Monsieur le président, madame la ministre, messieurs les secrétaires d’État, chers collègues, j’entends cette exclamation : « Incroyable ! », aussitôt qu’on démasque ce qui se cache dans votre texte sous de vaines apparences. Mais non ! C’est la vérité, la vérité vraie. Seulement, elle vous choque.
Au demeurant, nous sommes très honorés par la présence d’autant de secrétaires d’État dans l’hémicycle, même si la désertion des bancs de l’UMP par nos collègues a permis au ministre sentinelle, M. Karoutchi, d’aller se coucher !
La modernisation de l’économie, que vous affirmez vouloir entreprendre, pose la question de ses finalités et de ses valeurs. Pour nous, ce qui est moderne, c’est la solidarité, l’égalité, la citoyenneté, l’écologie, la parité, la justice fiscale, les services publics – qui sont pour vous autant de gros mots. Pour nous, une économie moderne doit s’inscrire dans une volonté de développement durable, dans une logique de transformation sociale, d’épanouissement des individus dans leur travail et dans leur vie personnelle.

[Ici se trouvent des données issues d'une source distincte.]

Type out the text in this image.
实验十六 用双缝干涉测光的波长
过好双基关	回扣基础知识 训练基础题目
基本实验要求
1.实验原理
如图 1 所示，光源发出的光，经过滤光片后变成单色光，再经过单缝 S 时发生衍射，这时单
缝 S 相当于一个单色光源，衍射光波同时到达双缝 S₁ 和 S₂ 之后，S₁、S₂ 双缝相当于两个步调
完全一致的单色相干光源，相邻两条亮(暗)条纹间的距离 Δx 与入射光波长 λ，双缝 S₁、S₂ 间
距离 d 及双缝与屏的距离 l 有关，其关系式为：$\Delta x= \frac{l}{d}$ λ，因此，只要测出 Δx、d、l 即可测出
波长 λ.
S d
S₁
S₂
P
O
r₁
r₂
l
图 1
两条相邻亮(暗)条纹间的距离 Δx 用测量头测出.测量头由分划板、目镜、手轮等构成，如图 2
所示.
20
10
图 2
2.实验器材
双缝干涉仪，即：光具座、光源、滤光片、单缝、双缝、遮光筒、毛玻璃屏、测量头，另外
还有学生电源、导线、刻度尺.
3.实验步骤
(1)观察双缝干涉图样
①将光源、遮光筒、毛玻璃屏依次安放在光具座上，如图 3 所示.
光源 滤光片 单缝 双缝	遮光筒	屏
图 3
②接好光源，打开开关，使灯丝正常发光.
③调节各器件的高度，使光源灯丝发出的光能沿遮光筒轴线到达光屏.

Évidemment, madame la ministre, bien que je ne m’exprime pas en anglais, il s’agit d’un français qui vous est étranger, parce que nous n’avons pas les mêmes valeurs. Les vôtres sont cotées au CAC 40 et les miennes au Panthéon.
La comparaison de cette brève énumération avec les têtes de chapitre du projet de loi qui nous est soumis est éloquente. Votre sollicitude va surtout aux avantages des chefs d’entreprise, au renforcement de la concurrence que vous entendez rapprocher de la concurrence libre et non faussée, chère à Bruxelles, qui a laissé de bien mauvais souvenirs, et au développement des marchés financiers. Par ailleurs, vous désarticulez la Caisse des dépôts, bras armé de l’État et de l’intérêt général, en y introduisant même des « personnalités qualifiées ». J’imagine que vous avez déjà votre short list, où figurent certains noms. Des gens de talents, à vous en croire, qui sont un peu désœuvrés pour l’instant : M. Messier, M. Forgeard et bientôt M. Bouton, ancien président d’un Comité d’éthique des banquiers. Étant donné ses exploits depuis l’affaire du Sentier jusqu’à l’affaire Kerviel, il a certainement montré qu’il possède les talents requis pour siéger dans de telles instances !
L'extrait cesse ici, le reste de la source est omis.